答申は、第一「はじめに」、第二「現状」、第三「基本的な考え方」、第四「目指す方向」、第五「おわりに」で構成されていますが、第四「目指す方向」は次の通りです。
第四 目指す方向
「第三 基本的な考え方」を踏まえて、各関係者が取り組むべき方向性」
【購入者への情報提供、相談対応について】
○ 登録販売者は、購入者への情報提供、相談対応が適切に実施できるよう、自己学習や研修会への参加を通して、自己研鑽に努め、自己の資質向上を図るべき。
○ 行政は、医薬品の適正使用のために、府民(購入者)へ、正しい知識を身に付けてもらえるよう、医薬品の正しい使い方など必要な啓発を行うことが重要。
【研修体制のあり方について】
○ 登録販売者は、医薬品の最新の知識や副作用情報等を自己学習や関係団体等の実施する研修会へ参加することで身に付けるべきである。
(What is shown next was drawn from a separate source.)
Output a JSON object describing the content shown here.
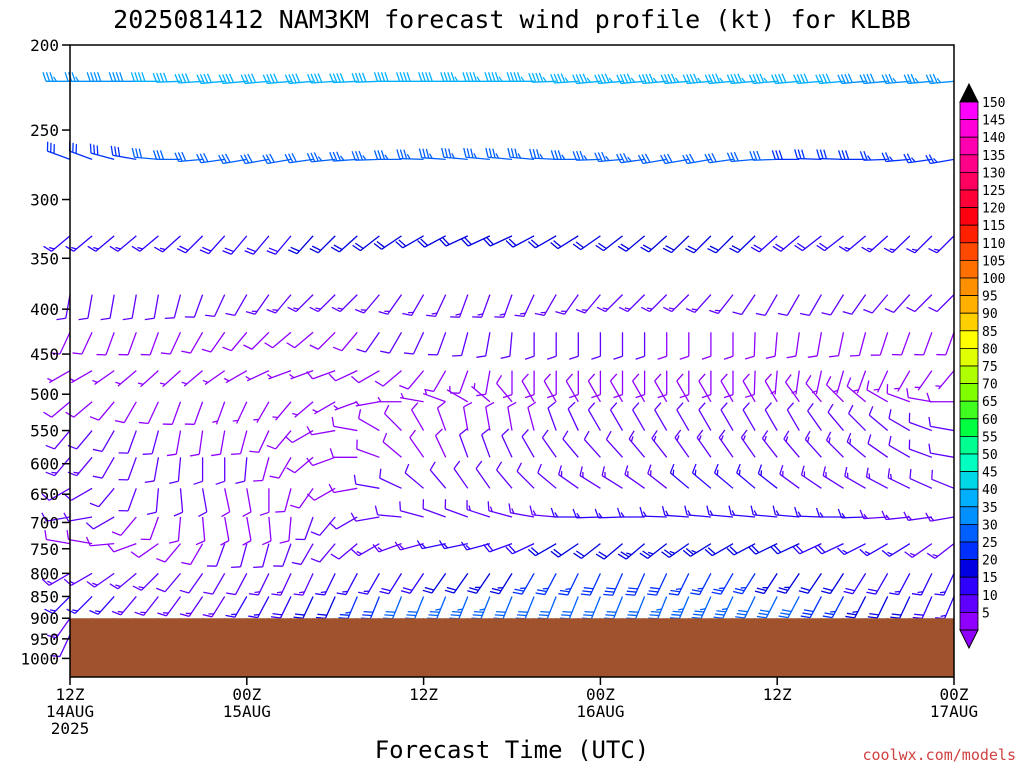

○ 薬局開設者及び医薬品販売業者は、登録販売者に対する研修を確実に実施していくために、業務指針や手順書に実施体制について盛り込む必要がある。実施体制には、研修の実施、研修の内容、研修の方法、研修計画、研修記録などの詳細を盛り込むことが望ましい。
○ 関係団体の研修に当たって、医薬品に対する知識の豊富な薬剤師が講師となることも重要であり、薬剤師会と連携することが望ましい。さらに、研修内容が妥当なものであるかどうか、行政が実施する講習会や関係団体が実施する研修会の具体的方針や具体的内容について、大阪府、保健所設置市、関係団体、有識者等からなる検討会を立ち上げて議論していくべき。
○ 行政は、講習会や立入検査の機会を通して、薬局開設者及び医薬品販売業者に対して、登録販売者への研修の実施あるいは外部の研修等を受講させるよう指導していく必要がある。
【資質が不足した登録販売者について】
○ 薬局開設者及び医薬品販売業者は、資質が不足していると思われる登録販売者については、一旦、一般用医薬品の販売に従事させないなどの措置を取り、通常の研修に加えて、別途、研修計画を策定、実行するなどの対応が必要。
○ 大阪府は、厚生労働省に対して、登録販売者の販売従事登録の消除の規定の運用の明確化や再教育研修などの必要な制度の制定を要望するとともに、府としての取扱いも検討していくべき。